Schematics of MGNP-based sensor array to differentiate cancer cells and LDA plots for the first three LDs of ΔT2 patterns showing 100% classification The ΔT2 was calculated by dividing the T2 differences between MGNP and MGNP/cancer cell by the corresponding highest ΔT2 from each MGNP category. Reproduced with permission from Ref [123]. Copyright 2010 American Chemical Society.

5. Summary & Outlook

NPs possess unique physical and chemical properties that make them versatile scaffolds for biomolecular recognition. The surface properties of NPs play a critical role in their interactions with biosystems. High affinity interaction of between NPs and biomolecules, can be achieved using biological ligand-receptor interaction, e.g. biotin-streptavidin, or multivalent interactions of simple organic ligands, in particular NPs bearing electrostatic and/or hydrophobic recognition elements. The examples presented in this review clearly demonstrate the use of NP monolayers as a platforms for biomoleculear recognition with applications in therapeutics and diagnostics. From a materials standpoint, DNA and proteins can be assembled onto NP surfaces to generate hybrid nanostructures with synergistic properties and functions. The surface properties of the NPs likewise.

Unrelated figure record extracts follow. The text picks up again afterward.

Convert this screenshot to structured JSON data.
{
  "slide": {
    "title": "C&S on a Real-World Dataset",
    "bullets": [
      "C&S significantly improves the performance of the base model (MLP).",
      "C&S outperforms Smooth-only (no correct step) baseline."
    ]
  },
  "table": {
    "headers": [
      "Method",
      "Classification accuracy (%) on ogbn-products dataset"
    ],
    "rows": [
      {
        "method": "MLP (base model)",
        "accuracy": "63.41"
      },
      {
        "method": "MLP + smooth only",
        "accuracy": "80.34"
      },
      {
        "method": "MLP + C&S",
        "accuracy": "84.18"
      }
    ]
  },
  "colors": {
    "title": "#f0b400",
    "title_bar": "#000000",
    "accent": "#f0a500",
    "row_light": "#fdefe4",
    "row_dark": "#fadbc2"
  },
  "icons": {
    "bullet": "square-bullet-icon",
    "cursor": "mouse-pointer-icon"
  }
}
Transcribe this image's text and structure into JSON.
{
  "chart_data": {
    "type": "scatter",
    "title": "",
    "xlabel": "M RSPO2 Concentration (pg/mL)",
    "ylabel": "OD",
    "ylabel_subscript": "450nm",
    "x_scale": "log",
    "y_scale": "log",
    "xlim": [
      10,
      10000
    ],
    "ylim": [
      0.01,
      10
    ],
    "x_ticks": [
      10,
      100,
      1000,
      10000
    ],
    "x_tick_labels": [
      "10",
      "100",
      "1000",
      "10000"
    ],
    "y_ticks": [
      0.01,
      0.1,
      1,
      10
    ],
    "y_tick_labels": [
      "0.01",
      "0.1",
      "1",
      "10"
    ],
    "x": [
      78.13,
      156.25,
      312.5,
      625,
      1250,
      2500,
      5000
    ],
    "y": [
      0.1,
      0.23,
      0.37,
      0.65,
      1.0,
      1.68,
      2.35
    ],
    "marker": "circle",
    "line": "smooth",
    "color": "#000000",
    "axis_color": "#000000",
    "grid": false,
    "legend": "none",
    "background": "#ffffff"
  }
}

As discussed above, a number of important fundamental and pragmatic advances have been made in the engineering of NP surfaces for controlled interactions with biomolecules or cells. Harnessing the complete capabilities of NPs for biological applications requires the integration of synthetic finesse with a true understanding of their interactions within biosystems. To date, substantial progress has been made in this direction, however much remains to be learned before we truly understand this complex interplay. We are currently at the early stages of the scientific method, where collection of empirical data is essential for formulating hypotheses. Generation of hypotheses through the integration of materials science, biology, and theory should provide us with the predictive capabilities required to access the full potential of NPs in biology and medicine.

Biographies

Krishnendu Saha

Krishnendu Saha received his B.Sc. in Chemistry from Jadavpur University, India in 2006 and M.Sc. in Chemistry from Indian Institute of Technology-Madras, India in 2008. He is currently pursuing his Ph.D. at the Department of Chemistry, University of Massachusetts at Amherst, USA under the supervision of Professor Vincent M. Rotello. His current research interest involves the use of gold nanoparticles for cell-surface recognition, cancer diagnosis and delivery applications.

Avinash Bajaj

Avinash Bajaj has obtained his PhD from Indian Institute of Science, Bangalore with Prof. Santanu Bhattacharya followed by a postdoctoral training with Prof. Vincent M. Rotello at University of Massachusetts, Amherst, USA. Currently, he is an assistant professor and Ramanujan Fellow at Regional Centre for Biotechnology. His research interests include engineering of nanomaterials for drug delivery, gene therapy, biosensors and tissue engineering.

Bradley Duncan

Bradley Duncan received his H.A.B. degree in Chemistry from Saint Anselm College in 2009. Currently, he is a Ph.D. student in the Department of Chemistry at the University of Massachusetts-Amherst under the guidance of Professor Vincent Rotello. His current research focuses on the self-assembly of nanoparticles at the liquid liquid interface and the fabrication of colloidal micro/nano capsules for delivery applications.

Vincent Rotello

Vincent Rotello is the Charles A. Goessmann Professor of Chemistry at the University of Massachusetts at Amherst, with an appointment in the Program in Molecular and Cellular Biology. He has been the recipient of the NSF CAREER and Cottrell Scholar awards, as well as the Camille Dreyfus Teacher-Scholar, and the Sloan Fellowships, and is a Fellow of the American Association for the Advancement of Science (AAAS) and of the Royal Society of Chemistry (U.K.). He is currently an Executive Editor for Advanced Drug Delivery Reviews and Associate Editor for North America for the Journal of Materials Chemistry, and is on the Editorial Board of nine other journals. His research program focuses on engineering the interface between hard and soft materials, and spans the areas of devices, polymers, and nanotechnology/bionanotechnology, with over 300 papers published to date.